Famously in Haskell if we have a function without a concrete type we can deduce something about its behavior, for example
f : a -> a
will always be the identity.
With Java Generics we cannot prove that generic functions have a certain behavior since we can use instanceof or the methods on the Object base class to work around the restrictions, however if I see a method with the signature
<T> List<T> reverse(List<T> list)
it is reasonable to assume that the function won't use any properties of the type T.
The type signature of a templated C++ function does not appear to offer any hints about its implementation. Is there any feature, existing or suggested for the standard, that would allow us to write function signatures affording similar deductions in C++? For example, some way to say "This function works for absolutely any type".
No, there isn't. Templates are very ad-hoc. Essentially, they are just macros whose expansion is driven by type information. Whether a template can be instantiated with a given type is defined almost entirely based on the expansion. In fact, it is allowed to instantiate a template such that only parts of its expansion would type-check, as long as the other bits are not used.
Whether the expansion type-checks depends on many, many idiosyncrasies of C++, its syntax, and semantics. Due to problematic features like overloading, implicit coercions, casts, and template specialisation, there is no hope for a parametricity property that would give you free theorems.
Some comments have mentioned concepts. However, concepts do not change this property -- they allow to contrain instantiation explicitly, but as before, the absence of such a constraint does not imply that it works for everything.
A template is not a normal thing. It cannot be compiled like one, as C++ doesn't have (and probably will never have) any meaningful template concept as an interface and a static contract between the caller and the callee, like a "forward declaration" for a function. Imagine a world where any function is actually a macro (almost like the horrible #define style but not quite as ill behaved) and has to be expanded to be type checked. This is almost what templates are.
This is also what makes templates so powerful! Templates form a Turing complete language because template instanciation can recurse. It's an horrible sub-language so constexpr was invented to have a clean sub-language for recursive compile time expressions without recursive templates.
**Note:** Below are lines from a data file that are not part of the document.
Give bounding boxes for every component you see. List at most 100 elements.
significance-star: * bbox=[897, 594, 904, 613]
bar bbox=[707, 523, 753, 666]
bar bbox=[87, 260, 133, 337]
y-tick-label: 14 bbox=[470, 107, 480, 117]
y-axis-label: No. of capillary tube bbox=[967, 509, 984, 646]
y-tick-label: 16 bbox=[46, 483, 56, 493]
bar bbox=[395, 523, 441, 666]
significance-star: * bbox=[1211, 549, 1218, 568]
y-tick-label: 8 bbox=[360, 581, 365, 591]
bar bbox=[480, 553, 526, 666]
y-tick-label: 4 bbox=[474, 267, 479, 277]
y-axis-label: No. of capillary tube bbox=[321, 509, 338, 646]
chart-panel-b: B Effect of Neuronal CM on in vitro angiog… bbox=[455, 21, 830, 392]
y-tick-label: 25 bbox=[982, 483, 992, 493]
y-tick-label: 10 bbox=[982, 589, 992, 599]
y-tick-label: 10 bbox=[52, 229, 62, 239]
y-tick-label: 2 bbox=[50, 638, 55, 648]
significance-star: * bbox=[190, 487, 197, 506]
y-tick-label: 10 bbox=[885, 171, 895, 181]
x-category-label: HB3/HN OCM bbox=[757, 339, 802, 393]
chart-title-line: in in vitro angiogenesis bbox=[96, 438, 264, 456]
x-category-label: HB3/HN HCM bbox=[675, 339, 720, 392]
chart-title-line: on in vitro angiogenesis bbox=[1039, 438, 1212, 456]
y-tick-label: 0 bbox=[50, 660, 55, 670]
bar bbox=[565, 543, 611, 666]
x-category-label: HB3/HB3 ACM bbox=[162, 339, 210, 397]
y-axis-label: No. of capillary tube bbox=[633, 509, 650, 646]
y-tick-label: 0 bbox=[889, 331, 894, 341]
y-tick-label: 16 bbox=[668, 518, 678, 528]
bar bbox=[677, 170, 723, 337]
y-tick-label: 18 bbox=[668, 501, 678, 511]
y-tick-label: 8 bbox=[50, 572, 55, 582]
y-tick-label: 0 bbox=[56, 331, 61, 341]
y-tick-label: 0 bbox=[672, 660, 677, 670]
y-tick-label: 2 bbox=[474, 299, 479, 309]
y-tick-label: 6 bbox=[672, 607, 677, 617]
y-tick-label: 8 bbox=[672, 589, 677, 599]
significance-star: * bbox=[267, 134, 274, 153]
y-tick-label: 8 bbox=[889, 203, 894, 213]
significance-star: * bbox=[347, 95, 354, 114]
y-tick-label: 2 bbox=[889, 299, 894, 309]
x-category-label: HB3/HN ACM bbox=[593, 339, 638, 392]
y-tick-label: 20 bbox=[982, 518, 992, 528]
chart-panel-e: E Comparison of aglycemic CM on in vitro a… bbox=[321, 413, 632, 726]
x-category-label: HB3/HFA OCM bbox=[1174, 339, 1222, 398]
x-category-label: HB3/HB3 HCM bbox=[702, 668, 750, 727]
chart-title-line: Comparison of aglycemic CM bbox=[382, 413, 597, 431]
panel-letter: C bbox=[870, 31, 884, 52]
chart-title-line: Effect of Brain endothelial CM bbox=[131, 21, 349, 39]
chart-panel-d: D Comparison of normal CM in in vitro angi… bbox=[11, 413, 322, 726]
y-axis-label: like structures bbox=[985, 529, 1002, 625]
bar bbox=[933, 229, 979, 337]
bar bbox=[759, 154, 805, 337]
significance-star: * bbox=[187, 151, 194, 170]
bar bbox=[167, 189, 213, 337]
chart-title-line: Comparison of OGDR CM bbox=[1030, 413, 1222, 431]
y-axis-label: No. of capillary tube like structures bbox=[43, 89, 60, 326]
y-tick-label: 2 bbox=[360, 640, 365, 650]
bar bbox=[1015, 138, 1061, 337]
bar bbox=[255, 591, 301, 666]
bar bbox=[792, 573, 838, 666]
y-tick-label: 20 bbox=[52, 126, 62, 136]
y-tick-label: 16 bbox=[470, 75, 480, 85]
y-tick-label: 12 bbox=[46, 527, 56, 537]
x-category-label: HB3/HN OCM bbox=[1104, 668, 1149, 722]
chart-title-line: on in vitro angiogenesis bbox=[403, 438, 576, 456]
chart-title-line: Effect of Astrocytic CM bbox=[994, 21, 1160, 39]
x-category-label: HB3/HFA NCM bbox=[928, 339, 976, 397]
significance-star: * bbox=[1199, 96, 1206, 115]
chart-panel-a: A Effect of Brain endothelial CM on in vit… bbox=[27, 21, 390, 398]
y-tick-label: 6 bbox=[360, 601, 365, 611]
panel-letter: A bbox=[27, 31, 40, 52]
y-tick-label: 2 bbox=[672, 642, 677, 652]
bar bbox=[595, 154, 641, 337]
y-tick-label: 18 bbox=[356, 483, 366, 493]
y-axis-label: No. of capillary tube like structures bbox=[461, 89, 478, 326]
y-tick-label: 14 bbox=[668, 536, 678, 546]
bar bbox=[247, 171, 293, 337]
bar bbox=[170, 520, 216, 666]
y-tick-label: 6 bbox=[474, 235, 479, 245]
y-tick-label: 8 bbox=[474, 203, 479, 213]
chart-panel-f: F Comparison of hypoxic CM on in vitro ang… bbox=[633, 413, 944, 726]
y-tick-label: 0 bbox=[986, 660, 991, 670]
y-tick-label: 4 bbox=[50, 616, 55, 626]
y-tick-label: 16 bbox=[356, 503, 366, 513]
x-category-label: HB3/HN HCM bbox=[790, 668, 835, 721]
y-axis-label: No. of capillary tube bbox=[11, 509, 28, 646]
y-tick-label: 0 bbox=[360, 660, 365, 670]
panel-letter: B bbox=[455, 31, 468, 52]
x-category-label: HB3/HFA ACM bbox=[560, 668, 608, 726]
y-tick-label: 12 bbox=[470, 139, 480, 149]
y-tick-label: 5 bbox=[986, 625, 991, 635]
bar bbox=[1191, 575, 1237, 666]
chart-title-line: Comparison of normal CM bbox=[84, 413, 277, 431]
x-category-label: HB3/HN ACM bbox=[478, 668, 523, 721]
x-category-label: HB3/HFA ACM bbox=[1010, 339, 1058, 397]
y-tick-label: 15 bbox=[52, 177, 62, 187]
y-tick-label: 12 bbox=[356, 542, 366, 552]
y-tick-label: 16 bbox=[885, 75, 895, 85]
You can only reason in term of template instanciation. The "signature" tells you nothing. Like clean lisp like macros, templates are never properly separately compiled, not even with "export template" which required a second run of the compiler after linking.
By the way, the idea, insinuated by one C++ standard committee member, that "export template" was sold to C++ experts as a proper separate compilation for templates, as if they were normal non inline functions, is a hoax; no C++ expert ever believed that.